Possible Duplicate:
RegEx match open tags except XHTML self-contained tags
I have a string which is html like this
<html>
<div>
<p>this is sample content</p>
</div>
<div>
<p>this is another sample</p>
<span class="test">this sample should not caught</span>
<div>
this is another sample
</div>
</div>
</html>
now i want to search the word sample
from this string, here i should not get the "sample" which is inside the <span>...</span>
I want this to be done using regex, i tried a lot but i cant do it, any help is greatful.
Thanks in advance.
This is quite brittle and fails if there can be nested span
tags.
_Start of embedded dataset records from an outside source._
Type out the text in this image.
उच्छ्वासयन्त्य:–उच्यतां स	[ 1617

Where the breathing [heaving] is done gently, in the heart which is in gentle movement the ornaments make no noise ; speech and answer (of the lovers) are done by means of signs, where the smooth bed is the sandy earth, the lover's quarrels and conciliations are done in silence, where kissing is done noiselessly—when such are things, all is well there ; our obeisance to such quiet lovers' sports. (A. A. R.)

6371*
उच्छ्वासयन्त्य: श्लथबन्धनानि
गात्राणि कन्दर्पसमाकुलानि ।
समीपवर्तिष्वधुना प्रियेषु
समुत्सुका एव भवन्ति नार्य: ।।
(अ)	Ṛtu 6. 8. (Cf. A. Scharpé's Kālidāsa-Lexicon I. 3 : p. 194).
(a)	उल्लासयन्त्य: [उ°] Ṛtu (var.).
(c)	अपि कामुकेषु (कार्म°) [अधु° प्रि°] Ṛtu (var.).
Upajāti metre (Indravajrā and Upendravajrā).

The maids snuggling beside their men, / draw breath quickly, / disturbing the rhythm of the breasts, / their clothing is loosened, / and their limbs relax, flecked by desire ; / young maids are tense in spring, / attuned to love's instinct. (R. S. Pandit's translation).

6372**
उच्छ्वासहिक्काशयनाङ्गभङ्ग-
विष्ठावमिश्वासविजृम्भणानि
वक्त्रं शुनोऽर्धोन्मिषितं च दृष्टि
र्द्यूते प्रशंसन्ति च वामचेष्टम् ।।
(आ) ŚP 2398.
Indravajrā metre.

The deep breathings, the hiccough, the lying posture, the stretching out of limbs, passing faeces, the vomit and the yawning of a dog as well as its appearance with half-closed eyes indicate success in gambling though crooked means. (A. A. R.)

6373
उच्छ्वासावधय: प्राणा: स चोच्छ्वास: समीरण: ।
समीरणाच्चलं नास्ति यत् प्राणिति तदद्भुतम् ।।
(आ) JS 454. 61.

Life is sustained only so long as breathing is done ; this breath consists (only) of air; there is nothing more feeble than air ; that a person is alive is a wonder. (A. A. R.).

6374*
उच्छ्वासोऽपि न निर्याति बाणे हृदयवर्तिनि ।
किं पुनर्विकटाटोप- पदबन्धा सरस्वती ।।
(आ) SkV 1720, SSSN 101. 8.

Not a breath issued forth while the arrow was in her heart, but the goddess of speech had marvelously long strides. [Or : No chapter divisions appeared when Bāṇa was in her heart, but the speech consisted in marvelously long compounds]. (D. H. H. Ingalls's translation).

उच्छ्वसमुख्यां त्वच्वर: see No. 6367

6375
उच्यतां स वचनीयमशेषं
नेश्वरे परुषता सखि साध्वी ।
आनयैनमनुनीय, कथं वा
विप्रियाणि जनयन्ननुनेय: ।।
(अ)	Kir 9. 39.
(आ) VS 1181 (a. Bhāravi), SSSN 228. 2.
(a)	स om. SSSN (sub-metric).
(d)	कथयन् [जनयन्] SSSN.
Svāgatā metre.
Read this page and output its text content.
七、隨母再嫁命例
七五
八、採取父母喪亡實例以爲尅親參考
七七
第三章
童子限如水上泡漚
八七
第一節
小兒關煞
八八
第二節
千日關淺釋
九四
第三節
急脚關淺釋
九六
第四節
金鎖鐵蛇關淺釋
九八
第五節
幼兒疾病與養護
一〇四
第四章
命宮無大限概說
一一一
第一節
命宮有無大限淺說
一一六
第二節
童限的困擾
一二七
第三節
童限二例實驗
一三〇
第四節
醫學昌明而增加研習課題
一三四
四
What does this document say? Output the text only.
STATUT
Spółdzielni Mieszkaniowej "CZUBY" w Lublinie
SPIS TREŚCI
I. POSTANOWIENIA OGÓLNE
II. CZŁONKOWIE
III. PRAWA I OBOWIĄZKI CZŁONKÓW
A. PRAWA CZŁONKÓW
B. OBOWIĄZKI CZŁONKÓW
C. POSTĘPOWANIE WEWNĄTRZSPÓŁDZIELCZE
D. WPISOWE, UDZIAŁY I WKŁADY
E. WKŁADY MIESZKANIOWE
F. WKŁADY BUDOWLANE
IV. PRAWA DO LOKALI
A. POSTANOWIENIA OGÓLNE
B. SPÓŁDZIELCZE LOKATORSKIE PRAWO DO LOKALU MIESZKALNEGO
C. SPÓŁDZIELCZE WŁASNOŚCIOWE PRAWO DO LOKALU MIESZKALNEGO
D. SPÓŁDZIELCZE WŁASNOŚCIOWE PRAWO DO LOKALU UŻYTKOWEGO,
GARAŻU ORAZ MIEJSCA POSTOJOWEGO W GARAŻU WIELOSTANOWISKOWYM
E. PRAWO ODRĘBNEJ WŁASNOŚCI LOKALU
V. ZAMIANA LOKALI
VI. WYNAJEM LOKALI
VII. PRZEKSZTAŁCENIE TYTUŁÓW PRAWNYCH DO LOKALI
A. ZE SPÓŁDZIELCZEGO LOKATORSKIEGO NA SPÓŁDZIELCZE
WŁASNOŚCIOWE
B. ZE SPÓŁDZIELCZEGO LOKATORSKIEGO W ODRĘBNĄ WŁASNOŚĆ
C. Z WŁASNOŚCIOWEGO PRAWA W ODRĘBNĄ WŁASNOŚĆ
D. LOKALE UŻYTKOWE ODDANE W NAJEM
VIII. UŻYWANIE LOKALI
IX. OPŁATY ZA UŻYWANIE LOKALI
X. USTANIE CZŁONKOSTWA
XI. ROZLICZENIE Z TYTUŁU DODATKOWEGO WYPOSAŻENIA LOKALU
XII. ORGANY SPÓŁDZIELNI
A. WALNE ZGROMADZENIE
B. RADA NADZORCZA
If you don't have those, try
(?s)sample(?!(?:(?!</?span).)*</span>)
This matches sample
only if the next following span
tag (if any) is not a closing tag.
Explanation:
(?s) # Switch on dot-matches-all mode
sample # Match "sample".
(?! # only if it's not followed by the following regex:
(?: # Match...
(?!</?span) # (unless we're at the start of a span tag)
. # any character
)* # any number of times.
</span> # Match a closing span tag.
) # End of lookahead
To match sample
only if it's neither within a span
nor a p
, you can use
(?s)sample(?!(?:(?!</?span).)*</span>)(?!(?:(?!</?p).)*</p>)
But all this depends entirely on tags being unnested (i. e., no two tags of the same kind may be nested) and correctly balanced (which often isn't given with p
tags).